Cool Jobs: Converse Exec Talks Recruitment and Career Strategy

Rodney Pratt, vice president, general counsel, and corporate secretary details journey

(Image: Converse/Nike)
(Image: Converse/Nike)

“The Fish That Saved Pittsburgh.” Chuck Taylors. Dr. J. When I think of the Converse brand, all those iconic images from my childhood dribble up and down the court in my mind. According to the company’s history, it was one of the first brands that embraced basketball as well as actively courted its largely African American fan base. That early brand licensing strategy arguably paved the way for the historic athletic endorsement deals we are so familiar with today. Throughout the years, the brand has evolved and now touches all of the “Unique Ones.” “The Individuals.” Currently, Converse is one of the few brands that can seamlessly adorn the feet of an 8-year-old, a rocked-out band leader, and, yes, the first lady—all on the same day!

When I recently spoke with Rodney Pratt, the new vice president, general counsel, and corporate secretary at Converse, it’s apparent that he too shares an appreciation and affinity for the history of the brand and its commitment to its customers. Pratt was assistant general counsel with Nike since 2011 before he received his current position with Converse in July of this year. At the ripe old age of 38, he has learned a great deal about brand management and corporate governance. In this interview, Pratt shares his career journey and sage advice for the small business owner from the board room of the legendary brand. How did you first come to get your position with the Nike/Converse family?

Rodney Pratt: I’ve always been attracted to Nike and Converse growing up. They were two of the brands that I identified with most as a young kid. I got to a point professionally where I wanted to practice law in a setting that would inspire me and where I could share something with my children. It’s hard to do that in a law firm. I’ve always tried to be focused on working with innovators. And Nike is definitely at the top of the industry when it comes to innovation. Not just in products but in its approach to the business. And Converse is also innovative, but in a different way from Nike. Converse’s innovation is all about creativity.

It’s thrilling, especially at this stage in my career, to work in such a company that places a premium on independent thought and unleashing ideas that will change the world. [Finally] prior to joining Nike, I focused on getting fit and started high intensity fitness training, so I was naturally drawn to work with Nike because of that passion. And that’s what got me started in the footwear industry and paved my way to my journey to Converse.

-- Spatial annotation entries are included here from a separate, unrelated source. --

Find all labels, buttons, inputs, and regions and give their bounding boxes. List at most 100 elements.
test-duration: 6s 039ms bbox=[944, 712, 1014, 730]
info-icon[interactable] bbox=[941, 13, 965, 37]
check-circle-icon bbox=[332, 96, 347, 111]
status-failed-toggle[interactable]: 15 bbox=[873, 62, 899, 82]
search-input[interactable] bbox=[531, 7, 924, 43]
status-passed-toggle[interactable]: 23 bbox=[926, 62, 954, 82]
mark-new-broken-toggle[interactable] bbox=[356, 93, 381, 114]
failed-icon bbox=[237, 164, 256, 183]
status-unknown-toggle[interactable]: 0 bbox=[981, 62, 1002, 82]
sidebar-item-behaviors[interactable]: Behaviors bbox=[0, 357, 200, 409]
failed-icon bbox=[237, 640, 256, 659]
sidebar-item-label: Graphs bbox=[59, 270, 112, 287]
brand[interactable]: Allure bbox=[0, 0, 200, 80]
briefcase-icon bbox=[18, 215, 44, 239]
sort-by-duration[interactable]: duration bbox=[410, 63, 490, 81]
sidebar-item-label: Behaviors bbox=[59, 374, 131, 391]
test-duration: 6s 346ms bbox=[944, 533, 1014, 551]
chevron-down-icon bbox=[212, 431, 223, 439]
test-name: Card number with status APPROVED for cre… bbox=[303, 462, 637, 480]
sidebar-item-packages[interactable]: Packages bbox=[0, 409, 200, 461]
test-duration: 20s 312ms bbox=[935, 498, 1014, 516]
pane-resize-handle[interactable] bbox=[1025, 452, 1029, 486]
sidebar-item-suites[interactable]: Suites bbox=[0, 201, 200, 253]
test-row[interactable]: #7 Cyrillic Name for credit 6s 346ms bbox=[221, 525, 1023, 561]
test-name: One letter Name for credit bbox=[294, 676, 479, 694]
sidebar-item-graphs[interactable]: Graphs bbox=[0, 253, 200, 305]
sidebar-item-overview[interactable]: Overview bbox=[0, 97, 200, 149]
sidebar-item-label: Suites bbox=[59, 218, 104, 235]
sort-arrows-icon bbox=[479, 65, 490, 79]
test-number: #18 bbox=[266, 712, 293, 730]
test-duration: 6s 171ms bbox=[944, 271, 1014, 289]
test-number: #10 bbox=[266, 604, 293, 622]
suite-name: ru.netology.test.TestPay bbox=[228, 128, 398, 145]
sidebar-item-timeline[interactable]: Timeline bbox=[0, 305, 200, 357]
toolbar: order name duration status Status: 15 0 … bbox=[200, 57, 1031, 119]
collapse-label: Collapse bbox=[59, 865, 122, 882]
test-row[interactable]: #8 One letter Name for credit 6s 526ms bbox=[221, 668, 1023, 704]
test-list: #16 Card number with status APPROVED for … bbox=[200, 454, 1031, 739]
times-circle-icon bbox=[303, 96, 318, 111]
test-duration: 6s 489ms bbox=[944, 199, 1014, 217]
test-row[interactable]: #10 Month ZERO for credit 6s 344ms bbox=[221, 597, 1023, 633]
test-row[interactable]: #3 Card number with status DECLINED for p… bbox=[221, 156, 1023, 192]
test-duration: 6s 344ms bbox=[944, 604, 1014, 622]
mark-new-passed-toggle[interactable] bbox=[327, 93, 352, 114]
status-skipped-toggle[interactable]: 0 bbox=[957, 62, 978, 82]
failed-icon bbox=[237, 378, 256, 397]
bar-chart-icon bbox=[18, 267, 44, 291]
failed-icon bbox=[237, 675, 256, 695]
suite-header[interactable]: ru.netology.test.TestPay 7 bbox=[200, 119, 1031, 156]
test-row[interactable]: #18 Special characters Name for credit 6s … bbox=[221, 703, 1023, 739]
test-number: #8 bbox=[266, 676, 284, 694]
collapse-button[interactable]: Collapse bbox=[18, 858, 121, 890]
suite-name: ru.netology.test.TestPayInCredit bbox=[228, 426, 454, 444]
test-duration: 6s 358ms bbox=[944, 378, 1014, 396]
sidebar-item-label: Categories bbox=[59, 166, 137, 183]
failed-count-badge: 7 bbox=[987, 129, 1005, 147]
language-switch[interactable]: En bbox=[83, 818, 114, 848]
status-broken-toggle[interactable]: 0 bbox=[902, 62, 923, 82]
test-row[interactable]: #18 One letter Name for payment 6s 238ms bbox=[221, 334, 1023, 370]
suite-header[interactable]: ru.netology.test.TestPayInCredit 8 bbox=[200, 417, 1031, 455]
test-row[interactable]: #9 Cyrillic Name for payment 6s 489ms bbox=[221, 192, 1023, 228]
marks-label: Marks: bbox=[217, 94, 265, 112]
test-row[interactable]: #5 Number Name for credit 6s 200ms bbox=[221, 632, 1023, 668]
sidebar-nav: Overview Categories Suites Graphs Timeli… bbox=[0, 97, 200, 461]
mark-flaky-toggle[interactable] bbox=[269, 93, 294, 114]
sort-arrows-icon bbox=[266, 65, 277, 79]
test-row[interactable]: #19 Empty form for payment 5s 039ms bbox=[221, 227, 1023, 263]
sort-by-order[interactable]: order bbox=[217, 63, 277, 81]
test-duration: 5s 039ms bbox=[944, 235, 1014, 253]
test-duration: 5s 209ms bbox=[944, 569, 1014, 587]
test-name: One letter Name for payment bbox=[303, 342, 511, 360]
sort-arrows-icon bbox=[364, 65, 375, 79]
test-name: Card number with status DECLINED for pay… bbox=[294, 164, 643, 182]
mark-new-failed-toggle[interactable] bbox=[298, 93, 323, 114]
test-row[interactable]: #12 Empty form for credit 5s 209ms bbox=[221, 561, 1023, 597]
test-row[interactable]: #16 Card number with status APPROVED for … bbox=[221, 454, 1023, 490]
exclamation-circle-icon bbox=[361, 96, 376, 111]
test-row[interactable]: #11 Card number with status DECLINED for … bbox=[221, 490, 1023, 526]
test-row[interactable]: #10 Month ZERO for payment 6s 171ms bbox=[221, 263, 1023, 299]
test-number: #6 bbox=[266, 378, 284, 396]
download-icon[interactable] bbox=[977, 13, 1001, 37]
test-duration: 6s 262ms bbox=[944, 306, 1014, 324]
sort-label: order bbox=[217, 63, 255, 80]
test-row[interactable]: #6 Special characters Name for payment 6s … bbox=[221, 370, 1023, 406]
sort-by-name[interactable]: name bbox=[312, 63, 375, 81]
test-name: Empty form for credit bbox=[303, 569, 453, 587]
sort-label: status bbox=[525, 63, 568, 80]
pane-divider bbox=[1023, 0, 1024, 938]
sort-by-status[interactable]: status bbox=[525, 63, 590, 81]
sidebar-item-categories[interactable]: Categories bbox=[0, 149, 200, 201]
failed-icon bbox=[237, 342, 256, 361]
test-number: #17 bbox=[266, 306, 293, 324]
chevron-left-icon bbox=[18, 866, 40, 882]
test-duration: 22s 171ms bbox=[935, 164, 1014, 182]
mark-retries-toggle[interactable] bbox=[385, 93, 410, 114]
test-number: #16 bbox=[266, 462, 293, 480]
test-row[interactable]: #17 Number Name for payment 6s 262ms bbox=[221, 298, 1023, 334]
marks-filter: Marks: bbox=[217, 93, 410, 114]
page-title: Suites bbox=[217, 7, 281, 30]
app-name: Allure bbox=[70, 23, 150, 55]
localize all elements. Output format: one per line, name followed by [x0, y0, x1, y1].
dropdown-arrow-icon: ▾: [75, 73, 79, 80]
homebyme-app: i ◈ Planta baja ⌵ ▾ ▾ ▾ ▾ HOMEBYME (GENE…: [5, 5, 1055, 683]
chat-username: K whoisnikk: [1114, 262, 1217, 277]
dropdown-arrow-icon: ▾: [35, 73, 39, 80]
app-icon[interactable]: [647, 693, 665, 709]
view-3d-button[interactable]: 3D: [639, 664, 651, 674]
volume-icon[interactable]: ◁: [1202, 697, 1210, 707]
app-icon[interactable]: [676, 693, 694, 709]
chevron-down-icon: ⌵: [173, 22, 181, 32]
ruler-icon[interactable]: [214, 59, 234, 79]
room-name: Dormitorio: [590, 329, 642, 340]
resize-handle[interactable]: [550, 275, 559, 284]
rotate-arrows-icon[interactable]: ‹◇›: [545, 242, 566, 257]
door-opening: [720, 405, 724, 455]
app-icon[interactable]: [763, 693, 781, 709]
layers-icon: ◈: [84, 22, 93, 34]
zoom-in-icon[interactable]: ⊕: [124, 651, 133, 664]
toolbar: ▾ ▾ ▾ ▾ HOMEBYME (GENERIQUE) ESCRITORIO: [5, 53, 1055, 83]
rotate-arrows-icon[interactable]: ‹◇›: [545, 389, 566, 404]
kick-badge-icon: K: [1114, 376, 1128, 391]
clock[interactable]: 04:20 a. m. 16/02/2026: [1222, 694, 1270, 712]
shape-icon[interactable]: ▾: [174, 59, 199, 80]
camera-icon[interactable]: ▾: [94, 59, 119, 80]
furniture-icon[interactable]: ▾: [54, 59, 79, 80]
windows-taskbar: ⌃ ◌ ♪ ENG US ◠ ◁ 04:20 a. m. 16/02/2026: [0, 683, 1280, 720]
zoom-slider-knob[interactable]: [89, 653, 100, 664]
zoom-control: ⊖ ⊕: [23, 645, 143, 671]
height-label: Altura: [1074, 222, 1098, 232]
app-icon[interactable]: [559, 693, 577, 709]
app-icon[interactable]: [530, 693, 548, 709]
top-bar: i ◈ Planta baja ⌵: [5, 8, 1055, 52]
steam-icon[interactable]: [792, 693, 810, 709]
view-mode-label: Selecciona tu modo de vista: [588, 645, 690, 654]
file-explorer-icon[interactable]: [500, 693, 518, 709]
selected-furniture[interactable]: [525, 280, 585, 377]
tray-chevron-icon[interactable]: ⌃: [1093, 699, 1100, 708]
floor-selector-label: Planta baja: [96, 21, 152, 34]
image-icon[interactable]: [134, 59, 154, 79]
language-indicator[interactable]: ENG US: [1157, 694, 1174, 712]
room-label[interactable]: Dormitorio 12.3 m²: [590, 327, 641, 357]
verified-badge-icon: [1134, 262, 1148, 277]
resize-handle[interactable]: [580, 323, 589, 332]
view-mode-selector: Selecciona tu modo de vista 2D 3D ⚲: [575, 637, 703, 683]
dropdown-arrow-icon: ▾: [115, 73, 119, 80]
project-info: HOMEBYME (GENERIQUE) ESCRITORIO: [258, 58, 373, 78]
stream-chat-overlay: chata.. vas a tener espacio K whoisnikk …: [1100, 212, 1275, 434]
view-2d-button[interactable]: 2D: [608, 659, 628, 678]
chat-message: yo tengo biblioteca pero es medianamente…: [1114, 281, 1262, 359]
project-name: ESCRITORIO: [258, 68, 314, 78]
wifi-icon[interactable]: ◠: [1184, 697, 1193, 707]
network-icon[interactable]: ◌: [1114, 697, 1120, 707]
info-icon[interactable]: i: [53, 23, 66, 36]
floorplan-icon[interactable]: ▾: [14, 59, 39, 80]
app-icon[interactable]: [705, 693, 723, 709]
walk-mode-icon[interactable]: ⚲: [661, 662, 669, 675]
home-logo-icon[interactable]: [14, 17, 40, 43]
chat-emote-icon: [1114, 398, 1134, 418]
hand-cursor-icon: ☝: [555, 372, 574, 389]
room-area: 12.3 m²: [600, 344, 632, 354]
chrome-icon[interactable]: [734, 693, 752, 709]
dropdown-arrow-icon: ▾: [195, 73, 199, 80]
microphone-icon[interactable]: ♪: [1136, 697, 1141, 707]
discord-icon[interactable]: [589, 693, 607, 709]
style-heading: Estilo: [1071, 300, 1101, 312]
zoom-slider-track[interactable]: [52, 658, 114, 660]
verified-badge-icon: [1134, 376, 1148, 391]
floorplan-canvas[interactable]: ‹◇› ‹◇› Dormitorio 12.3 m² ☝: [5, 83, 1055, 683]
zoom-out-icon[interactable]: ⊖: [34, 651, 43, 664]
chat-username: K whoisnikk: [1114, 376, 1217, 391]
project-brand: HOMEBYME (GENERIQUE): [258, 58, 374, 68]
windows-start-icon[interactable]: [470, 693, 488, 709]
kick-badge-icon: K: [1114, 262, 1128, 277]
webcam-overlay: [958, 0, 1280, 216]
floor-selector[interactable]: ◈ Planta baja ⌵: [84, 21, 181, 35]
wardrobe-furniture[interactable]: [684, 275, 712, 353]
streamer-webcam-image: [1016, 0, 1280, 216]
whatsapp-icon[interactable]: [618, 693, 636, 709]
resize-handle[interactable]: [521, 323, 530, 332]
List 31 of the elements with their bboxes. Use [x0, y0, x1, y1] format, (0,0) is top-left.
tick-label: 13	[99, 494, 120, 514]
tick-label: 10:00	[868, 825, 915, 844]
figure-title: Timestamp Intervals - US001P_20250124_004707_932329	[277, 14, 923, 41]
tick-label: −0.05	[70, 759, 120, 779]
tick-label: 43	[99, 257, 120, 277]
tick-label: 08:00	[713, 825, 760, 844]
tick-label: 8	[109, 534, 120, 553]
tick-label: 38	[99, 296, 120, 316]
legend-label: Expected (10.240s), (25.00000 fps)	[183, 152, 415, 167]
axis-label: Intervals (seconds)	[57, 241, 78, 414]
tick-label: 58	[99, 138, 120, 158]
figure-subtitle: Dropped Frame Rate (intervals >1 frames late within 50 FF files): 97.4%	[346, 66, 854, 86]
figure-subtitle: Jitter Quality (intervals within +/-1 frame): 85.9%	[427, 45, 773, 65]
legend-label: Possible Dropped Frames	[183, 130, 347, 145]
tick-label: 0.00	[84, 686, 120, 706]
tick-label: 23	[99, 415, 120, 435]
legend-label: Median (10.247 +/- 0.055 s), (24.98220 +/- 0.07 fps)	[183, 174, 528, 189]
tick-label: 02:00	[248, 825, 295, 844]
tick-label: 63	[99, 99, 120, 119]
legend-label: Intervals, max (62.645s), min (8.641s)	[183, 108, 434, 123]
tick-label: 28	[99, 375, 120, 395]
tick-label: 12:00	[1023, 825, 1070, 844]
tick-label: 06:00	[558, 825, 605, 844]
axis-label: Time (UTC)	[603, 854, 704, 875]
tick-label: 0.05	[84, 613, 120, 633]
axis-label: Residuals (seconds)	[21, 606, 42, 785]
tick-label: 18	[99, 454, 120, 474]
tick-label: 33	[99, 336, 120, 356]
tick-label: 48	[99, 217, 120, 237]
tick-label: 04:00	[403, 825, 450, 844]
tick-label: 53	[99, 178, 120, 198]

What do you think is behind the power and longevity of the Converse brand?

I think the power and longevity of the brand can be attributed to its commitment to unleashing the creative spirit of its consumers. The brand is extremely focused on the wants and needs of the consumer, and there aren’t too many brands out there, with the exception of Nike, that takes that same approach. We obsess over our consumers and generally believe in giving back to our consumers, and I think that’s why the brand’s been so successful.

My focus at Black Enterprise is on small businesses and finding unique stories about growth strategies for our readers. What are some of the best growth strategies that you can give young businesses or small businesses on strengthening their brand?

I started my career as a legal fellow at George Washington Law School of Small Business [Clinic], so I can appreciate that question. One thing I’ve learned from Converse is every strong brand is about having a clear vision, a mission statement, and focus. New businesses should definitely take the time and energy to identify their mission statement and use that to guide them to form their strategy. I think a mistake that many companies make is trying to develop a “win now” strategy when they need to focus on developing a “win from now on” strategy, and that perspective enables you to look not just at the short term but also the long term on how you develop a brand.